I was 13 when I got hooked on cigarettes, enough to start budgeting part of my daily allowance for cigarettes. Mind you, I wasn't an outsider, a straight A learner, from a wealthy academic family, I was really trying to fit in. At that point, and also many years later, trying to quit smoking was not even in the back of my mind. It will take me 30 more years to get to that point.

Writer by profession, smoking was vastly a part of my daily routine. It was exactly like it used to be in the old black and white movies - me, the typewriter, and the big ashtray with the cigarette butts piled up high. Soon after I moved to the US, the problems with my smoking arised. They were not only of social nature any more; they became a health concern too.

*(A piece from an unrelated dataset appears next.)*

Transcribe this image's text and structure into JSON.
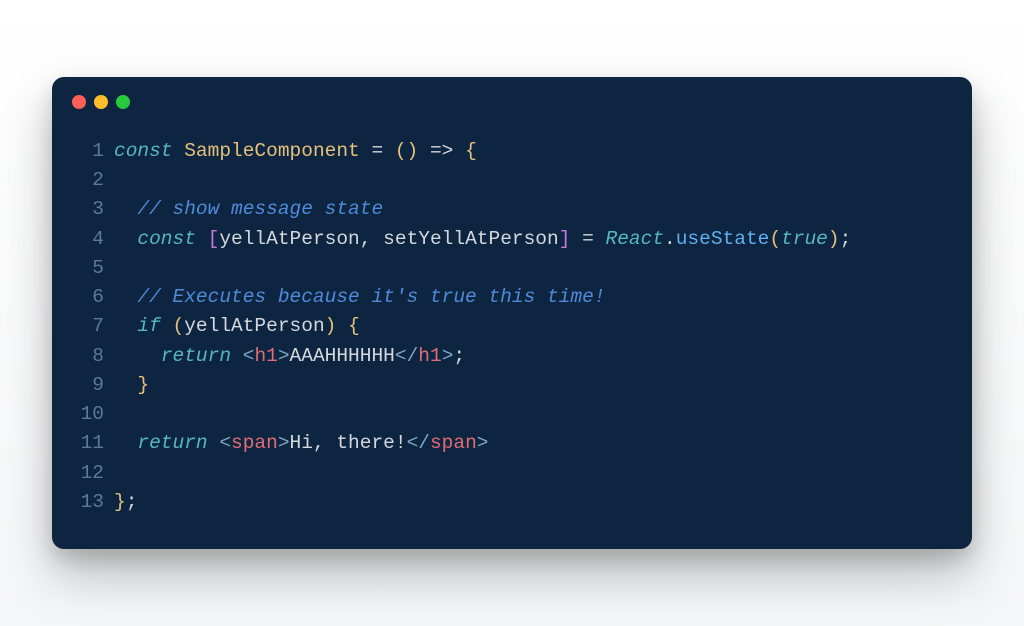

Not just did I move to the Bay Area, California, which was the undoubted leader in the witch search for smokers, I was analyzed with asthma.

I can say from that moment on, 15 years ago, I was trying to quit smoking on an everyday basis. There was already a drastic change in place for me - I couldn't smoke at my workplace any more and I had to time my smoking habits according to the office agenda. It was difficult at home since my colleague, an American, was a smoker too.

We decided to merely smoke outside the home. That didn't work at all, because, sadly, it's California, the weather is pleasant year around, so we both ended up merely sleeping in the house, while living, eating, having friends over on the back yard patio. It's astounding with how much yard work you can invent - our postage stamp sized back yard became more similar to jungle with heirloom tomatoes, tea roses, sweet peas, and citrus trees.

I at last quit smoking cold turkey. Two years afterward, with a new lease on life, I'm proud to say - I haven't had a cigarette ever since. I understand it very well: once an addict, always an addict and I had my share of night sweats, nightmares, inevitable shivers, uncontrollable crying. But I can always say it was resulted by my divorce drama, not nicotine. Every now and then, during lunch break in the fiscal area, I stop by someone smoking in front of their office building. Second hand smoke still smells so nice.